The shekel continues to give the dollar a hammering in the exchange rate, but the Bank of Israel will likely cut interest rates in the near term, a move that should help rein in the shekel, Globes reported on Monday.
FXCM cited the latest data on economic growth as the basis for this view: “The Central Bureau of Statistics released Israel’s second quarter growth figures showing a fall in the annual rate of growth in the Israeli economy from 2.9% to 2.1%. These figures tend to strengthen the view that the Bank of Israel will make a further interest rate cut, creating negative pressure on the shekel in the next few days.”
Hegding its bets, though, FXCM went on to say that “local macro data sometimes have little effect on the shekel-dollar exchange rate, and the trend is mainly dictated by the trend in the dollar on world markets and the balance of forces between speculators in the local arena.”
“On the global scene, the fall in U.S. T-bond yields continues to weigh on the dollar.”

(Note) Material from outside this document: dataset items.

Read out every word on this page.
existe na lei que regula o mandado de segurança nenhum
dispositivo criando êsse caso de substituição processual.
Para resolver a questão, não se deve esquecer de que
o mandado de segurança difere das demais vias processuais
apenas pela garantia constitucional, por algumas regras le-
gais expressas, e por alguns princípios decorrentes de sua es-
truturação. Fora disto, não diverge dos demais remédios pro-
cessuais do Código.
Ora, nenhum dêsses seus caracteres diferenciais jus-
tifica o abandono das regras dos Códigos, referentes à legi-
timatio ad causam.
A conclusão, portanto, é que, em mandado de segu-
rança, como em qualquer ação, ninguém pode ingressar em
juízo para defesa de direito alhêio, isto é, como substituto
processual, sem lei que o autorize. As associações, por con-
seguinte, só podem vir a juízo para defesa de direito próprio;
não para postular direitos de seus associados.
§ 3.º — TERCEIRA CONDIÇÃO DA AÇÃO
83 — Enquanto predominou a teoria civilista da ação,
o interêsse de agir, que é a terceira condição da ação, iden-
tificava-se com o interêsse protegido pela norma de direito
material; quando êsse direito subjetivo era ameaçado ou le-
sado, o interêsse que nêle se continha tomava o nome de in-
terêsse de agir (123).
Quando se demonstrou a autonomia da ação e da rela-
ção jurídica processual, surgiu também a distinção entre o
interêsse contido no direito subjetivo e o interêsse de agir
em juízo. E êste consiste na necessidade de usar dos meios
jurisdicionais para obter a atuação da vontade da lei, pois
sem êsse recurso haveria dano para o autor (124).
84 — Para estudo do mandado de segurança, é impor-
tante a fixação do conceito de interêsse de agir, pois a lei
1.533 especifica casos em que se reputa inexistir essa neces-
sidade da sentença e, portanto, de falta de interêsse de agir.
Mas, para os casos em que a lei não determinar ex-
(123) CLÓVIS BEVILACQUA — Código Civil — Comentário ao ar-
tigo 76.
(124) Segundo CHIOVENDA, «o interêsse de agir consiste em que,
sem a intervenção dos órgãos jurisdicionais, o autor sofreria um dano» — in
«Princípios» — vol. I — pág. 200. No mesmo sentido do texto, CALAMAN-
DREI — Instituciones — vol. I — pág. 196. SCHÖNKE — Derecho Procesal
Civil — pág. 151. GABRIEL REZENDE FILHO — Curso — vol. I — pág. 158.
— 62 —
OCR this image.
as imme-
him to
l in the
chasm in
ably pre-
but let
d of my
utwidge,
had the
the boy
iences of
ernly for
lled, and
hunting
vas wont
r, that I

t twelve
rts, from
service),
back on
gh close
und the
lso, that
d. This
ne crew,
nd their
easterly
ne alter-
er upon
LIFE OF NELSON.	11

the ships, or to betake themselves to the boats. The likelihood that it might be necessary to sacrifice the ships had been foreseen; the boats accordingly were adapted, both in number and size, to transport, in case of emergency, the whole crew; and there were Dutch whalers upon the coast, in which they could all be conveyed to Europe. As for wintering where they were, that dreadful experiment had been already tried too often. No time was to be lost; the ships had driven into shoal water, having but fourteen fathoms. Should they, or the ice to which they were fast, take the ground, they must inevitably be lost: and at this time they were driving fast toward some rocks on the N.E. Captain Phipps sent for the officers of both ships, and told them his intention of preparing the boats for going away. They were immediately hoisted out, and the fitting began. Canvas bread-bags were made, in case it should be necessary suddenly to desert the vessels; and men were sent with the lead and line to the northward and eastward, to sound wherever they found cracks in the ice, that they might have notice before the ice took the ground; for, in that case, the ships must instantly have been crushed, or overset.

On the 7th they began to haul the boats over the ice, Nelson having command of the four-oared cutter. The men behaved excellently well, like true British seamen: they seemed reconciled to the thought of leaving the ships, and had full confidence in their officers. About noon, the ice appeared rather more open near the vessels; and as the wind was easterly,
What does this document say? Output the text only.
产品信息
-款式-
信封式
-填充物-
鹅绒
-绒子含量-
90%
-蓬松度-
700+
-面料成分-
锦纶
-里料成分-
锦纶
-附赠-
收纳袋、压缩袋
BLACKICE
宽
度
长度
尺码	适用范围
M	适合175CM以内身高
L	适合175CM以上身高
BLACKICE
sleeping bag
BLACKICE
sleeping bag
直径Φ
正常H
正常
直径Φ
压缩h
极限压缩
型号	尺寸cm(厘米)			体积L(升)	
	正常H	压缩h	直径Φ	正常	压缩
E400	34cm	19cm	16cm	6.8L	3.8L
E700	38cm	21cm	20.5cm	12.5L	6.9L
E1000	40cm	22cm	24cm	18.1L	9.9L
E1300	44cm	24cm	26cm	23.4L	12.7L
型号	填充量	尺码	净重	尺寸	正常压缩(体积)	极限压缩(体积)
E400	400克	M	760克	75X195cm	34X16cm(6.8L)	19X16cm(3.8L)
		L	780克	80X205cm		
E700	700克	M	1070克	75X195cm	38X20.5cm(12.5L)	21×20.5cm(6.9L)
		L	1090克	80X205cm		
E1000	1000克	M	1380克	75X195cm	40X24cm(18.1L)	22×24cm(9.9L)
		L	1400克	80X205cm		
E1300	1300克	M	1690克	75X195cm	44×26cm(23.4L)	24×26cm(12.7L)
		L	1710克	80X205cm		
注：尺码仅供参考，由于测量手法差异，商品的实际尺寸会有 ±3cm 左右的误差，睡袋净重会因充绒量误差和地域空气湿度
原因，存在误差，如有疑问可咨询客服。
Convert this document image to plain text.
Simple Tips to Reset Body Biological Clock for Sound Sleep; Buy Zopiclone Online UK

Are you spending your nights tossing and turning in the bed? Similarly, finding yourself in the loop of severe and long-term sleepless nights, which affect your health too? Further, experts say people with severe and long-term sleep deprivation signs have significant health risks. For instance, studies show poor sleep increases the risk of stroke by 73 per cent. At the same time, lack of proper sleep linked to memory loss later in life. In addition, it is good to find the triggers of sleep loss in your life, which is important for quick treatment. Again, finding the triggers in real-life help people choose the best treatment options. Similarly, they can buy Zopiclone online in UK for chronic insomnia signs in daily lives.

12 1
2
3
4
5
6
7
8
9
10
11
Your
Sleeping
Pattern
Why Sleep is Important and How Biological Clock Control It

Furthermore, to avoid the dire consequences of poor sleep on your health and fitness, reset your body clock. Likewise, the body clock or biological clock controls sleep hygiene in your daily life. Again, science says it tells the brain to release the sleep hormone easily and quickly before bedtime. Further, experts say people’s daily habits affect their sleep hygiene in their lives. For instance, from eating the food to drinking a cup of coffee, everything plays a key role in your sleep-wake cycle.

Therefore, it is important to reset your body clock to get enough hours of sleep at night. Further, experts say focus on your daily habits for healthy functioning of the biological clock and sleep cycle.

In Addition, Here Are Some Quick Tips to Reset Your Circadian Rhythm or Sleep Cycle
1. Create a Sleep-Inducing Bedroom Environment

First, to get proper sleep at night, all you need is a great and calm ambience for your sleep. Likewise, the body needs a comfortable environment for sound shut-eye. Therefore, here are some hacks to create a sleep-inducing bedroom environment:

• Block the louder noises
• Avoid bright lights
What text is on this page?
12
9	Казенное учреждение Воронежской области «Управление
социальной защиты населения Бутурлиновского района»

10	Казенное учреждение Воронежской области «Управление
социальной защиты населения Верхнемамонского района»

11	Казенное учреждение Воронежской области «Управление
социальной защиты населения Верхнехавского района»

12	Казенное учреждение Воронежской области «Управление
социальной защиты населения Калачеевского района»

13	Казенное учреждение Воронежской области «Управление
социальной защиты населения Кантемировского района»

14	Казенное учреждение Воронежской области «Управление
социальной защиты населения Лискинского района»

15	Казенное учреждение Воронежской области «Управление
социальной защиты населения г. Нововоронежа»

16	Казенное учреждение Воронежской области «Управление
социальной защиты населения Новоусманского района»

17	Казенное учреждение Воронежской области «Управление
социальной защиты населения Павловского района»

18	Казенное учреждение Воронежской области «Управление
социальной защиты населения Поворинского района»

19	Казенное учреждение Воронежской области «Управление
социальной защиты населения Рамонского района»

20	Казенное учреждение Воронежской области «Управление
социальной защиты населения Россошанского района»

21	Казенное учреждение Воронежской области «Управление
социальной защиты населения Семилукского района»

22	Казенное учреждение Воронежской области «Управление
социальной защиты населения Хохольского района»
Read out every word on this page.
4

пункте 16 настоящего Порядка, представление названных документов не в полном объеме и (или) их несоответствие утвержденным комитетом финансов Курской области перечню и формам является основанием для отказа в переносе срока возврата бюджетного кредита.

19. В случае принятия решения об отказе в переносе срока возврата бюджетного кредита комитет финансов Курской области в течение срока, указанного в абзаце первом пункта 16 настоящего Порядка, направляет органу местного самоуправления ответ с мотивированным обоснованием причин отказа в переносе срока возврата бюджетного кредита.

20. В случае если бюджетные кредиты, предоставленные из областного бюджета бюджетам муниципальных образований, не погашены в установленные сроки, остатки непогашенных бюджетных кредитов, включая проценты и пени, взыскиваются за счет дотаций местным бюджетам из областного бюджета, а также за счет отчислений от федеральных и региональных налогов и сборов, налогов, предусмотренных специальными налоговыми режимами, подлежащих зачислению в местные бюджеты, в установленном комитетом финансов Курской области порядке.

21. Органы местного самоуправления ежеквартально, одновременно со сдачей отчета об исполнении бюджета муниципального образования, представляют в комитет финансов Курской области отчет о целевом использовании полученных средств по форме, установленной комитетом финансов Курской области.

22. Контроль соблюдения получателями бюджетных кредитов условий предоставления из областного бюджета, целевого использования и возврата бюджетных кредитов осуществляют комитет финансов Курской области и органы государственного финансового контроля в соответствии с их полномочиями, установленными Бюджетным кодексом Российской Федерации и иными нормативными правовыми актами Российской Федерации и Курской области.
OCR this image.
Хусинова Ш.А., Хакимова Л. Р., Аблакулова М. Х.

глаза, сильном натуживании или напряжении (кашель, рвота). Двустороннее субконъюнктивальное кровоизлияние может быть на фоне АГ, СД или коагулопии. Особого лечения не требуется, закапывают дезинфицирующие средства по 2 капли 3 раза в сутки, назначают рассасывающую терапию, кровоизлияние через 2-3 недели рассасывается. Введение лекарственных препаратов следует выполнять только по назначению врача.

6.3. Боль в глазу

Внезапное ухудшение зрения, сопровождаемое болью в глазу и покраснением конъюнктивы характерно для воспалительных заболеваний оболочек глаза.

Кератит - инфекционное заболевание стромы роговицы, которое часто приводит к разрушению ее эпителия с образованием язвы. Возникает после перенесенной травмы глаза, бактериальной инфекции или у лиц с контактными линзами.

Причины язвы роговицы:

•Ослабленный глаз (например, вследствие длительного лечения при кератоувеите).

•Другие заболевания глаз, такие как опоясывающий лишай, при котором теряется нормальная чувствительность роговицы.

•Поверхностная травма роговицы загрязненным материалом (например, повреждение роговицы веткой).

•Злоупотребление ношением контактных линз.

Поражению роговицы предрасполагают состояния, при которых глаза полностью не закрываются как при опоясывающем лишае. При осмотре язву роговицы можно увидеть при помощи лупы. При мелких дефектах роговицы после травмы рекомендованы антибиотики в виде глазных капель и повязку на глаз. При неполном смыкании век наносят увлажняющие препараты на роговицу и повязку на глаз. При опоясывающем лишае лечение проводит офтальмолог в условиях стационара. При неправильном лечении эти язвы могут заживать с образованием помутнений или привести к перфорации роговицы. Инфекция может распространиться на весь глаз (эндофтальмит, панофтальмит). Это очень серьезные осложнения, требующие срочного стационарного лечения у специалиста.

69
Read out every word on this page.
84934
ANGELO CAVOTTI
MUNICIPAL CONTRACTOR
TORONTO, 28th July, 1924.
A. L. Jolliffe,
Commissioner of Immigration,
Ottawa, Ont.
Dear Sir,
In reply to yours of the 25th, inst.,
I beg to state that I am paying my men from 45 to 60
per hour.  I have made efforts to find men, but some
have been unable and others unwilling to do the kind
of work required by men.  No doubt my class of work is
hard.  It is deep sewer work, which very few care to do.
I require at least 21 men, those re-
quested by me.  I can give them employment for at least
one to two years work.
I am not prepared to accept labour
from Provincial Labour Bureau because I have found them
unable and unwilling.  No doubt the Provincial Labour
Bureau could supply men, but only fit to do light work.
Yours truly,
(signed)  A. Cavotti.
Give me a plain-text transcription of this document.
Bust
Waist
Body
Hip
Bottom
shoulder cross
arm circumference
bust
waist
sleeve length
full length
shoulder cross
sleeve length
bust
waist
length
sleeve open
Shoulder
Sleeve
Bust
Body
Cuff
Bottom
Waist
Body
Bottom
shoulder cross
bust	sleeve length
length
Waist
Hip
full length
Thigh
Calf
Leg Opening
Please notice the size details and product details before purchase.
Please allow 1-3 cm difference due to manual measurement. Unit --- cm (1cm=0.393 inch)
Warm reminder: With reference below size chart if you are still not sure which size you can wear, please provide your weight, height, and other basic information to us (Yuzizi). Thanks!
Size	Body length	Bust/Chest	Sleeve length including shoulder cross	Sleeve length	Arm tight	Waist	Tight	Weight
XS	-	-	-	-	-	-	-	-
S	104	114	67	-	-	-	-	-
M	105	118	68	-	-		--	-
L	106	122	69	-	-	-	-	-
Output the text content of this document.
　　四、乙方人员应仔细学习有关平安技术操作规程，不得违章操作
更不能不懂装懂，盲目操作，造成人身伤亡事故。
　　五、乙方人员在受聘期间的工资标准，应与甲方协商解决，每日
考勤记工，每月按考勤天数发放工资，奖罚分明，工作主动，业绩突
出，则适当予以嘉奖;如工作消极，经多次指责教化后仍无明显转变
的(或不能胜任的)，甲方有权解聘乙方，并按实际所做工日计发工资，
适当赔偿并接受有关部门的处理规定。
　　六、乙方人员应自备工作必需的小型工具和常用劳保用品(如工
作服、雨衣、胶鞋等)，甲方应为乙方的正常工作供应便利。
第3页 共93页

But it could go either way, says FXCM. “The shekel-dollar pair is at a crossroads. At present, it is not managing to generate positive momentum that will open the way to a substantial correction. A rise above NIS 3.47/$ could spur the market to push it upwards towards NIS 3.50/$. On the other hand, a fall below the NIS 3.45/$ threshold could be the signal for a wave of declines.”